Nonetheless, the technology to do this is out there, and getting better all the time. The latest demonstration of this tech in action comes from the startup LOVO Studio. The company has developed a new tool it claims can re-create accurate (and recognizable) human voices, complete with emotion and tone gradations to add to the realism. While the results aren’t perfect across the board, they can be eerily accurate at times.
“We take a recording data of your voice, run it through our proprietary machine learning models that learn your voice’s tone, pitch, speed, accents, habits, and other bits that truly make your voice unique, and create a clone of your voice which actually can figure out how you would speak or pronounce certain words even if they weren’t included in the original data that was fed in,” Tom Lee, co-founder of LOVO, told Digital Trends.
In a demonstration of its tech, seen above, LOVO re-creates the voices of famous public figures such as the late South African president Nelson Mandela.
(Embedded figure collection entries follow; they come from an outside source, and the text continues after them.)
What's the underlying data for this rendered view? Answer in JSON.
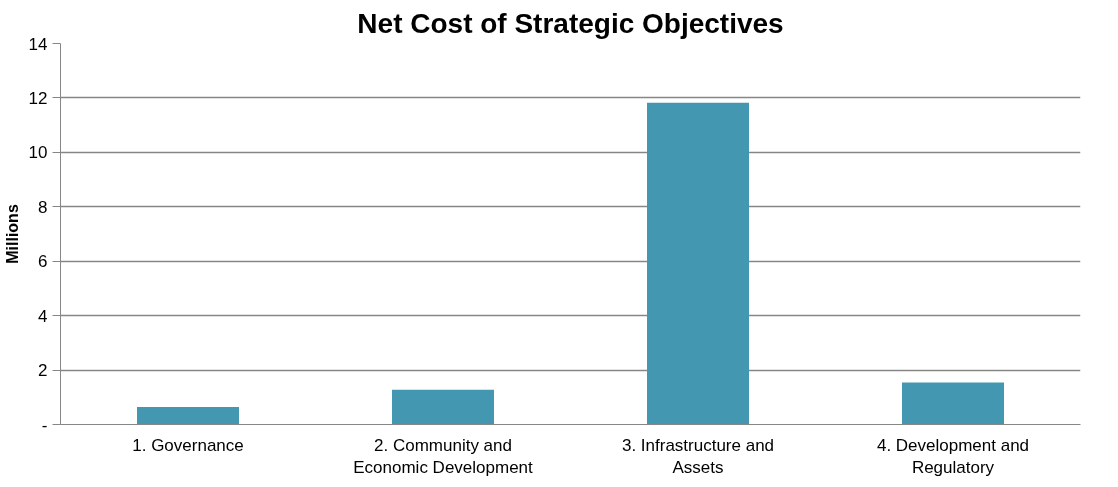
{
  "chart_data": {
    "type": "bar",
    "title": "Net Cost of Strategic Objectives",
    "ylabel": "Millions",
    "categories": [
      "1. Governance",
      "2. Community and Economic Development",
      "3. Infrastructure and Assets",
      "4. Development and Regulatory"
    ],
    "values": [
      0.64,
      1.28,
      11.82,
      1.54
    ],
    "color": "#4397b0",
    "ylim": [
      0,
      14
    ],
    "yticks": [
      {
        "value": 0,
        "label": "-"
      },
      2,
      4,
      6,
      8,
      10,
      12,
      14
    ],
    "grid": "y"
  }
}
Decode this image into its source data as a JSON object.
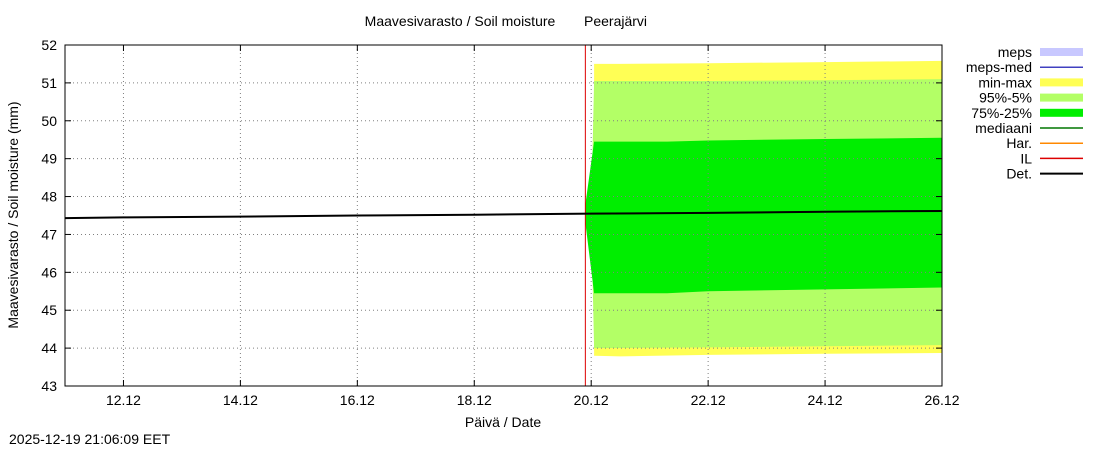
{
  "chart_data": {
    "type": "area",
    "title": "Maavesivarasto / Soil moisture",
    "location": "Peerajärvi",
    "xlabel": "Päivä / Date",
    "ylabel": "Maavesivarasto / Soil moisture (mm)",
    "xlim_days": [
      0,
      15
    ],
    "x_ticks": [
      {
        "day": 1,
        "label": "12.12"
      },
      {
        "day": 3,
        "label": "14.12"
      },
      {
        "day": 5,
        "label": "16.12"
      },
      {
        "day": 7,
        "label": "18.12"
      },
      {
        "day": 9,
        "label": "20.12"
      },
      {
        "day": 11,
        "label": "22.12"
      },
      {
        "day": 13,
        "label": "24.12"
      },
      {
        "day": 15,
        "label": "26.12"
      }
    ],
    "ylim": [
      43,
      52
    ],
    "y_ticks": [
      43,
      44,
      45,
      46,
      47,
      48,
      49,
      50,
      51,
      52
    ],
    "grid": true,
    "forecast_start_day": 8.9,
    "legend": [
      {
        "key": "meps",
        "label": "meps",
        "color": "#c8c8ff",
        "style": "box"
      },
      {
        "key": "meps-med",
        "label": "meps-med",
        "color": "#4040c0",
        "style": "line"
      },
      {
        "key": "min-max",
        "label": "min-max",
        "color": "#ffff55",
        "style": "box"
      },
      {
        "key": "p95-5",
        "label": "95%-5%",
        "color": "#b3ff66",
        "style": "box"
      },
      {
        "key": "p75-25",
        "label": "75%-25%",
        "color": "#00ee00",
        "style": "box"
      },
      {
        "key": "mediaani",
        "label": "mediaani",
        "color": "#007700",
        "style": "line"
      },
      {
        "key": "har",
        "label": "Har.",
        "color": "#ff8800",
        "style": "line"
      },
      {
        "key": "il",
        "label": "IL",
        "color": "#dd0000",
        "style": "line"
      },
      {
        "key": "det",
        "label": "Det.",
        "color": "#000000",
        "style": "line"
      }
    ],
    "series": [
      {
        "name": "Det.",
        "x": [
          0,
          1,
          3,
          5,
          7,
          9,
          11,
          13,
          15
        ],
        "y": [
          47.43,
          47.45,
          47.47,
          47.5,
          47.52,
          47.55,
          47.57,
          47.6,
          47.62
        ]
      },
      {
        "name": "min-max",
        "x": [
          9.05,
          9.5,
          11,
          13,
          15
        ],
        "lower": [
          43.8,
          43.78,
          43.82,
          43.85,
          43.87
        ],
        "upper": [
          51.5,
          51.5,
          51.52,
          51.55,
          51.58
        ]
      },
      {
        "name": "95%-5%",
        "x": [
          9.0,
          9.05,
          11,
          13,
          15
        ],
        "lower": [
          47.5,
          44.0,
          44.02,
          44.05,
          44.08
        ],
        "upper": [
          47.6,
          51.05,
          51.05,
          51.07,
          51.1
        ]
      },
      {
        "name": "75%-25%",
        "x": [
          8.9,
          9.05,
          10.3,
          11,
          13,
          15
        ],
        "lower": [
          47.3,
          45.45,
          45.45,
          45.5,
          45.55,
          45.6
        ],
        "upper": [
          47.8,
          49.45,
          49.45,
          49.48,
          49.52,
          49.55
        ]
      },
      {
        "name": "mediaani",
        "x": [
          9,
          11,
          13,
          15
        ],
        "y": [
          47.55,
          47.57,
          47.6,
          47.62
        ]
      }
    ]
  },
  "footer": {
    "timestamp": "2025-12-19 21:06:09 EET"
  }
}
While this could potentially be used for damaging purposes (imagine combining these tools with deepfake videos to fabricate politicians saying things they never actually said), LOVO has its eye on useful applications.
“Imagine a radio ad on Spotify that calls out each user by their name,” Lee said. “[That would be] one million variations of the same ad, created with a few clicks, no extra recording necessary. Imagine teachers and corporate lecturers cloning their voices and turning their courses to audio files without having to record each new session. Imagine preserving the voice of your loved one and making your smart speaker talk to you in that voice. The possibilities are simply endless.”
The company’s LOVO Studio platform will be aimed at any application which requires synthetic voices. That could be marketing videos, e-learning materials, audiobook publishing, gaming companies, smart speaker companies, and more. It features a number of synthesized voices that can be used to create the perfect voiceover for any purpose, complete with control over things like tone, pronunciation, speed, and other elements.